Moment of Inertia Lab in Physics

Students working on a moment of inertia lab for Physics I. (Students normally work in groups of 2, but we had some camera hounds!)

PHYSICS LABS: We have many lab courses to accompany our lecture courses (PHYS 150L, 251L, 252L, 201L, 202L, 415L, 452) so students get to investigate in a hands-on way the theories that are discussed in class. The department has designed the lab experiments to directly support the lectures, and the faculty have written their own lab manuals (10 of them!). The manuals are very efficient since they are custom made for our experiments and our equipment. The manuals are posted on-line for students to download free of charge.

Jonathan Fili with his theremin

Jonathan Fili with his theremin

While physics majors “enjoy” their many hours of coursework, they seem maybe more excited when they get to perform their senior research projects.  A senior project is required for graduation because of the enriching experience that students gain.  Students can do their research either at CBU or at some other institution.  Ecklin Crenshaw, Physics 2013, has been working as an intern for Dr. Chris Calabrese in the Small Animal Imaging Center at St.
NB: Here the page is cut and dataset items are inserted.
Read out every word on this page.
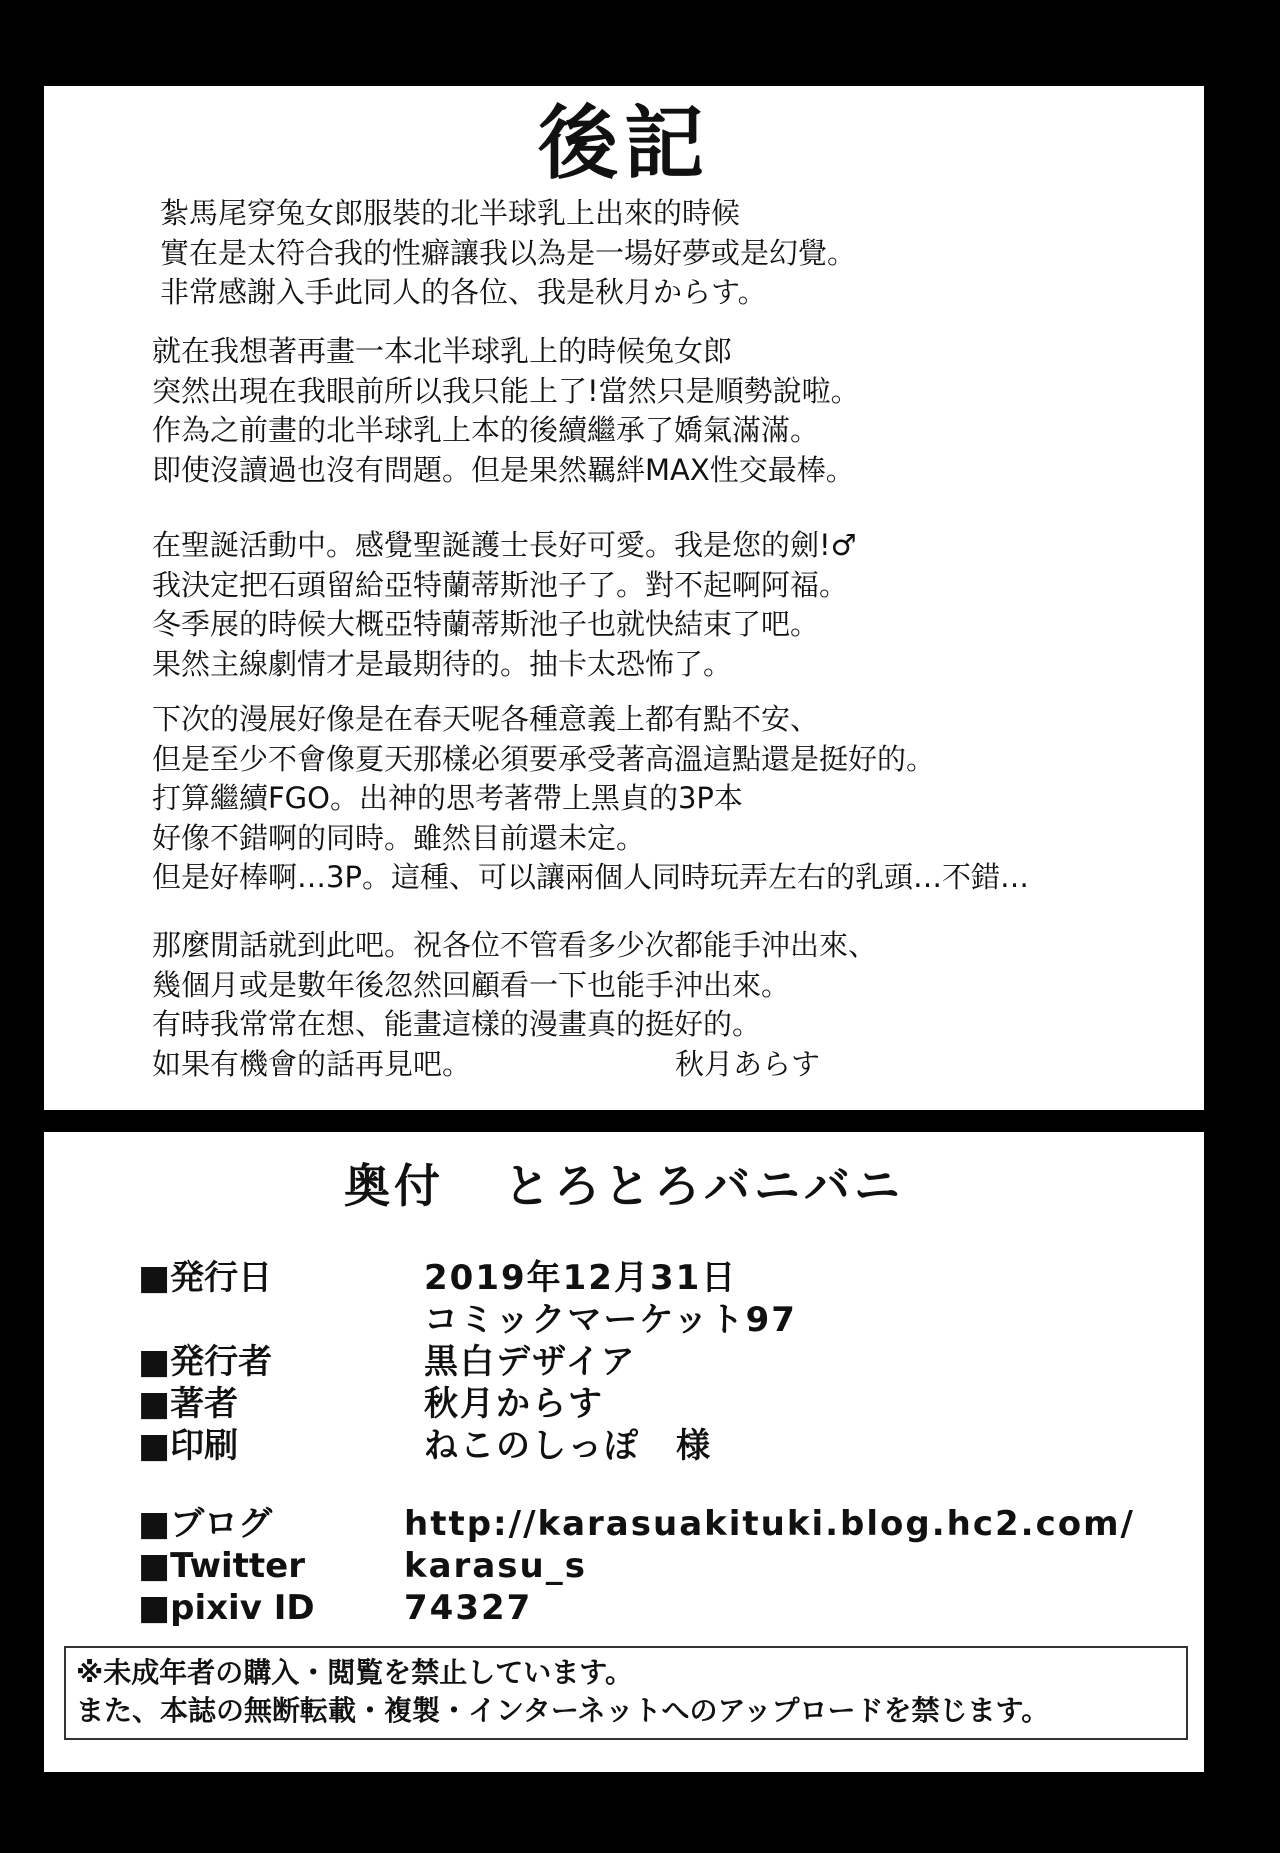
後記
紮馬尾穿兔女郎服裝的北半球乳上出來的時候
實在是太符合我的性癖讓我以為是一場好夢或是幻覺。
非常感謝入手此同人的各位、我是秋月からす。
就在我想著再畫一本北半球乳上的時候兔女郎
突然出現在我眼前所以我只能上了!當然只是順勢說啦。
作為之前畫的北半球乳上本的後續繼承了嬌氣滿滿。
即使沒讀過也沒有問題。但是果然羈絆MAX性交最棒。
在聖誕活動中。感覺聖誕護士長好可愛。我是您的劍!♂
我決定把石頭留給亞特蘭蒂斯池子了。對不起啊阿福。
冬季展的時候大概亞特蘭蒂斯池子也就快結束了吧。
果然主線劇情才是最期待的。抽卡太恐怖了。
下次的漫展好像是在春天呢各種意義上都有點不安、
但是至少不會像夏天那樣必須要承受著高溫這點還是挺好的。
打算繼續FGO。出神的思考著帶上黑貞的3P本
好像不錯啊的同時。雖然目前還未定。
但是好棒啊…3P。這種、可以讓兩個人同時玩弄左右的乳頭…不錯…
那麼閒話就到此吧。祝各位不管看多少次都能手沖出來、
幾個月或是數年後忽然回顧看一下也能手沖出來。
有時我常常在想、能畫這樣的漫畫真的挺好的。
如果有機會的話再見吧。	秋月あらす
奥付 とろとろバニバニ
■発行日	2019年12月31日
コミックマーケット97
■発行者	黒白デザイア
■著者	秋月からす
■印刷	ねこのしっぽ　様
■ブログ	http://karasuakituki.blog.hc2.com/
■Twitter	karasu_s
■pixiv ID	74327
※未成年者の購入・閲覧を禁止しています。
また、本誌の無断転載・複製・インターネットへのアップロードを禁じます。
Jude Children’s Research Hospital.  The group studies imaging technologies such as ultrasound and magnetic resonance imaging (MRI).  Ecklin is delving into the physics of these different imaging techniques.  Jonathan Fili’s, Engineering Physics 2013, interest in physics and music led to his project of building a theremin, a unique electronic instrument.  Instead of touching the instrument, a person brings their hand close to an antenna that is part of an oscillating circuit.  The distance between the hand and antenna affects the capacitance of the circuit which affects the frequency of the oscillation and of the sound wave that is generated. (The photo shows Jonathan playing the theremin.)  Jonathan has been accepted into the Master’s program in physics at Mississippi State University.

Brent Holmes presenting his physics REU research results at the SPS Zone meeting

Brent Holmes presenting his physics REU research results at the SPS Zone meeting.

Brent Holmes (Physics & Mathematics 2013) did research at Montana State University in solar physics in the summer of 2011 through a Research Experience for Undergraduates (REU) funded by the National Science Foundation (NSF).  This formed the basis for his research project in physics.  Last summer, Brent was awarded another NSF REU to work in a mathematics group at Auburn University.  This work served not only as his senior project in mathematics but also resulted in a paper that he presented at the recent Tennessee Academy of Sciences meeting at CBU.  Brent was awarded first prize in the mathematics session for his paper “Rainbow colorings of some geometrically defined uniform hypergraphs in the plane”.  Brent has been accepted into graduate programs in mathematics at Auburn, Kansas, and Memphis, and has accepted a Teaching Assistantship in the Ph.D. program in Mathematics at the University of Kansas.  Rebekah Herrman, Physics & Mathematics 2014, will be performing research at Oak Ridge National Laboratory this summer in quantum computing.  Rebekah was awarded an undergraduate research grant funded by the Department of Energy.  Rebekah is pictured in the News of the Moment section.